Postanowienie nie jest prawomocne. W przyszłym tygodniu burmistrz otrzyma je z długim uzasadnieniem. Będzie miała 14 dni na złożenie zażalenia za pośrednictwem Prokuratury Okręgowej w Słupsku do Sądu Rejonowego w Chojnicach. Już je zapowiedziała - ma poczucie, że sprawy nie zbadano jak należy. Podkreśla, że zmieniali się prokuratorzy referenci - było ich trzech. Komunikat prokuratury uważa za ogólnikowy, brakuje jej odniesienia się do poruszanych przez nią kwestii i przesłanych dowodów.
Prokurator Jacek Korycki jest zdania, że prokurator tego zażalenia nie uwzględni i rozpatrzy je sąd. Co do referentów - zmiany bez znaczenia. Tak, w Słupsku było dwóch. Pierwszego delegowano do innej jednostki. Fierek chce upublicznić teraz materiały. Korycki mówi, że burmistrz jako strona poszkodowana może podać mieszkańcom choćby uzasadnienie decyzji. - Wykorzystam wszystkie możliwości prawne, żeby odpowiedzialni za poniesienie przez gminę straty ponieśli konsekwencje - napisała na Facebooku burmistrz Fierek. - Jestem gotowa przedstawić wszystkie nieprawidłowości, jakich dopuściły się niektóre osoby. Prawda musi wyjść na jaw... Mieszkańcy muszą mieć pełną wiedzę, co działo się z ich pieniędzmi, a ja nie pozwolę nikomu ich marnotrawić...

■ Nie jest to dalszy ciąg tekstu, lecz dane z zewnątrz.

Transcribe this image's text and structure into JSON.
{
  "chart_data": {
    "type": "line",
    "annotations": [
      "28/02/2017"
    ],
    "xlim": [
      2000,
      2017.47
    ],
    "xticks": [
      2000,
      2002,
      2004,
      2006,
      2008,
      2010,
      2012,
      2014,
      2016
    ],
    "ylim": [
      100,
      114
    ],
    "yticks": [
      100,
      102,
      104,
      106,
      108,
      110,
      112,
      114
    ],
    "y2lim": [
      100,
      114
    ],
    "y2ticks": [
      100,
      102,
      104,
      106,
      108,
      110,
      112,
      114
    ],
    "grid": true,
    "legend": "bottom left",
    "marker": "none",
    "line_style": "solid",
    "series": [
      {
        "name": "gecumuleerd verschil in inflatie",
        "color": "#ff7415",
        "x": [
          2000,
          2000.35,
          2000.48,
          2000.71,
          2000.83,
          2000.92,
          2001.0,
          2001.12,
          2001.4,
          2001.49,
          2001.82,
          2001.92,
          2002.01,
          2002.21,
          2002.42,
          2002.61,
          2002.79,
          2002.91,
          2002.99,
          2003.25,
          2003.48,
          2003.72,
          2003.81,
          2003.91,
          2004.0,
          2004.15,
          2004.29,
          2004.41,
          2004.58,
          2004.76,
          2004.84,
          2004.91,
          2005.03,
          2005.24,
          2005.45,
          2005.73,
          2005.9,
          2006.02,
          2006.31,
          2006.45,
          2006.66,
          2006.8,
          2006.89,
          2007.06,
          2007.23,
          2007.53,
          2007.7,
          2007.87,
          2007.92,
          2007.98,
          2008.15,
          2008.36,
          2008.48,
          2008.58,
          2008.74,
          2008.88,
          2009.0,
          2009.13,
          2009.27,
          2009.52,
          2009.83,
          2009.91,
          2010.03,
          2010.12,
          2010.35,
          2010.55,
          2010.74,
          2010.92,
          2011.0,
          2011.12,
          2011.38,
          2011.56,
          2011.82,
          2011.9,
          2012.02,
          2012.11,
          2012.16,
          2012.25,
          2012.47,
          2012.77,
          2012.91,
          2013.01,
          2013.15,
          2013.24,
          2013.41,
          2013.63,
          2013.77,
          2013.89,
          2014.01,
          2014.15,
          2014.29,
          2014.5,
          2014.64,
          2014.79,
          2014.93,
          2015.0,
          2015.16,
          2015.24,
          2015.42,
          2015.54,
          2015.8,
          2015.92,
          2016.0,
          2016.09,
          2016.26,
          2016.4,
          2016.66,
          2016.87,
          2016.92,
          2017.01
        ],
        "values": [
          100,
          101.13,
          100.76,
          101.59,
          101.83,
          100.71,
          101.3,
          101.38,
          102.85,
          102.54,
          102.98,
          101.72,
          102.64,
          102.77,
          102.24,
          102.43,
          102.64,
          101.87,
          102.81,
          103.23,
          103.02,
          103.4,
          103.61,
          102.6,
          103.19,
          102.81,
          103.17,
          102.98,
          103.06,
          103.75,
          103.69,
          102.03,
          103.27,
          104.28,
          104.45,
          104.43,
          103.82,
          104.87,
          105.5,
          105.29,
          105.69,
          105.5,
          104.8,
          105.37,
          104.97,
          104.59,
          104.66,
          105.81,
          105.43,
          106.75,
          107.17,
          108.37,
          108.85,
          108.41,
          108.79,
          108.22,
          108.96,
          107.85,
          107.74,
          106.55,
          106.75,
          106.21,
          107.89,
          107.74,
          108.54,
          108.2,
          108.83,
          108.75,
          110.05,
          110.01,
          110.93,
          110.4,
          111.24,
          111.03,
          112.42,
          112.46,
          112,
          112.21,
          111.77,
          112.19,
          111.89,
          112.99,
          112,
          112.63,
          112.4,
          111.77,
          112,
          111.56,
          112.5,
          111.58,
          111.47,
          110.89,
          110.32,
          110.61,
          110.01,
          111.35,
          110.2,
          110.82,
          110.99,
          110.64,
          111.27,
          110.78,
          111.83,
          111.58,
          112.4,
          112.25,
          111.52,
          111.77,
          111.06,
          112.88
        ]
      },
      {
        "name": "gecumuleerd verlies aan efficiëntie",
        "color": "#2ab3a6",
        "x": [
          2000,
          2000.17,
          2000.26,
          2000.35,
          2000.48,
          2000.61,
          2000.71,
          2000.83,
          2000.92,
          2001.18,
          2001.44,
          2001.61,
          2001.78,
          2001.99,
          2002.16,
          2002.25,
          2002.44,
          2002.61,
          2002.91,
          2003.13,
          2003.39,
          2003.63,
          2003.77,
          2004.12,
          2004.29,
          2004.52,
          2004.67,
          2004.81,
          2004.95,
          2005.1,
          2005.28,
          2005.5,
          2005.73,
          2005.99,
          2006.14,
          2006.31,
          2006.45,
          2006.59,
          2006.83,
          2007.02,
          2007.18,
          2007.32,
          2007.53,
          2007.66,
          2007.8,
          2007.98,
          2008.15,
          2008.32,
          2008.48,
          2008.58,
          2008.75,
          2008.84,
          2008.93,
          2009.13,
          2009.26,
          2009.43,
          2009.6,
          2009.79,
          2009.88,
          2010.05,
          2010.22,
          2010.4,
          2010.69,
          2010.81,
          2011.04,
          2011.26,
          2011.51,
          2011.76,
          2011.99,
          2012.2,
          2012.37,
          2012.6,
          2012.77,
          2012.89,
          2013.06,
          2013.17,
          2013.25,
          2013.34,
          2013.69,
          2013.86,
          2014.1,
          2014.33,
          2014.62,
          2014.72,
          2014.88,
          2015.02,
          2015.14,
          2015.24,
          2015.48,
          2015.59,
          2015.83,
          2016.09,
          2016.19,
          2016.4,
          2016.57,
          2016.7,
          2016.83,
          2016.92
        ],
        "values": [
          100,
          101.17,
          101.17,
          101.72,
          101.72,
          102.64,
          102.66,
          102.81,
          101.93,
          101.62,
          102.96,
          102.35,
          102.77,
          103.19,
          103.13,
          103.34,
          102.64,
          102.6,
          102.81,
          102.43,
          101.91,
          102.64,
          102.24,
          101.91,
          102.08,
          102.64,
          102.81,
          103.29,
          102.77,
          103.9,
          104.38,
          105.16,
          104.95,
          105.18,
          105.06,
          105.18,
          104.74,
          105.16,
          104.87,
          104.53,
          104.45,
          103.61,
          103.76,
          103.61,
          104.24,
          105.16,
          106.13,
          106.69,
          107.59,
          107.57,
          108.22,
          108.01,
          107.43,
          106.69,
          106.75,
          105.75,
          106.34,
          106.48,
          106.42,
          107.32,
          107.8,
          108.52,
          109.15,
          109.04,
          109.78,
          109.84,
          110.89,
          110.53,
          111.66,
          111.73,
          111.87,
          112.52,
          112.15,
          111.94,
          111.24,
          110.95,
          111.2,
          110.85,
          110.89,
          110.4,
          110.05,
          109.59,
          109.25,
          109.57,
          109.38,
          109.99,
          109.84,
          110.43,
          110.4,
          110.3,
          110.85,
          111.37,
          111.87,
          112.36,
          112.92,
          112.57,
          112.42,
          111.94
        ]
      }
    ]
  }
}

A więc końca nie będzie, a zwolnieni dyscyplinarnie, jak Janusz Sikorski, nie kryją satysfakcji. Rozważają pozwy o odszkodowanie. Liczą, że Sąd Pracy w Człuchowie weźmie pod uwagę prokuratorskie rozstrzygnięcie (nieprawomocne). Jest komentarz Przemysława Bieska-Talewskiego, jego żonę, główną księgową MGOPS - też zwolniono. - Balon dmuchany od dwóch lat przez rządzących w Czersku pękł jak bańka mydlana. Pseudodoradca śledczy zatrudniony w urzędzie wraz ze swoją mocodawczynią zmarnowali pieniądze podatników. Niestety, zdrowia i zszarganych nerwów niesłusznie oskarżonym i zwolnionym z MGOPS pracownikom nikt nie zwróci - napisał na Facebooku.
>> Najświeższe informacje z regionu, zdjęcia, wideo tylko na www.pomorska.pl <<
- W sposób nie budzący wątpliwości ustalono, iż terapia dla uzależnionych od alkoholu w latach 2004-2015 była prowadzona, a gminny program przeciwdziałania akoholizmowi realizowano zgodnie z założeniem. Ewentualne uchybienia, co wykazało postępowanie, nie noszą znamion czynu zabronionego - to część komunikat prokuratury.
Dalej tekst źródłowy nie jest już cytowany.